Needed to read this thank you for sharing. I appreciate deeply the notion of how the body does not end at the skin, the body extends out to infinity in time and space, from breath to loved ones to land to ancestry and beyond, and also extends inwardly at infinity as well- our bones our blood our generational traumas etc.
thank you for these thoughts about “staying with” and “becoming with” and our porous relationality. I hum with these…
The idea that the body is always becoming and is always relational I think is theoretically appealing to me. And that I often feel like the notions of body gets stuck between normative and someone’s idea of disabled and an awful lot of grey space in between. Seeing the body as being in the process of construction therefore allows Me space to recognize the influences that form the body as body. On the other hand, the relationality and instability of the interpretive practice of the body decenters my own understanding of my physicality. That is, if physicality must always be constructed in relation to external forces, the excessive or under performance of my body My understanding of it I don’t never get the chance to grow my own frame. To understand my own breath sweat and smell, for example. Here I am reminded of Kristeva’s abjection and the breakdown of meaning around “abject” bodies. Your use of care I think is a strong theoretical antidote (antibody?) to this kind of thinking. And yet part of me wants to recognize the materiality of the body as a source of pleasure and substance in itself Dash that possesses something From and of itself, and not in relationship to anything else. The substantiality or in some context materiality of the body without a relational context is an area of deep inquiry. Must it be private? Can it only be private? And why do I feel so called to preserve this space?

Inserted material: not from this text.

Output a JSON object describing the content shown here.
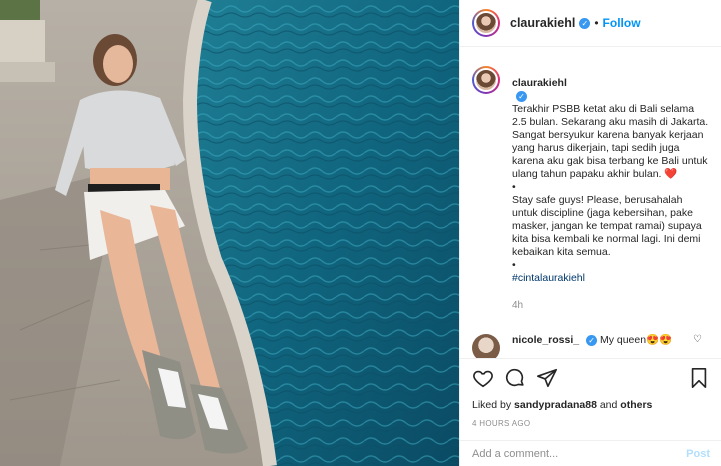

Calling on the robust critical theory around “Becoming with” from the two theorists mentioned here is generative in considering how that idea might be embodied in the form of dance. Reading this text makes me wonder how we can theorize anew bodies in the time of this pandemic as in relation to or “Becoming with” the living body of the virus that inhabits our human bodies and with which– or maybe with whom– we are coexisting in some sort of entangled struggle for ascendancy. Of course, we might also consider representing this new coexistence between the virus and the human through the newly expressive costume of a mask. I hope we/you can develop together a aesthetic vocabulary that represents an honors the differences– especially in scale — between the body of the virus in the body of a human as we consider our new human relationship with this new entity within us during this pandemic. I imagine we will make pandemic dances.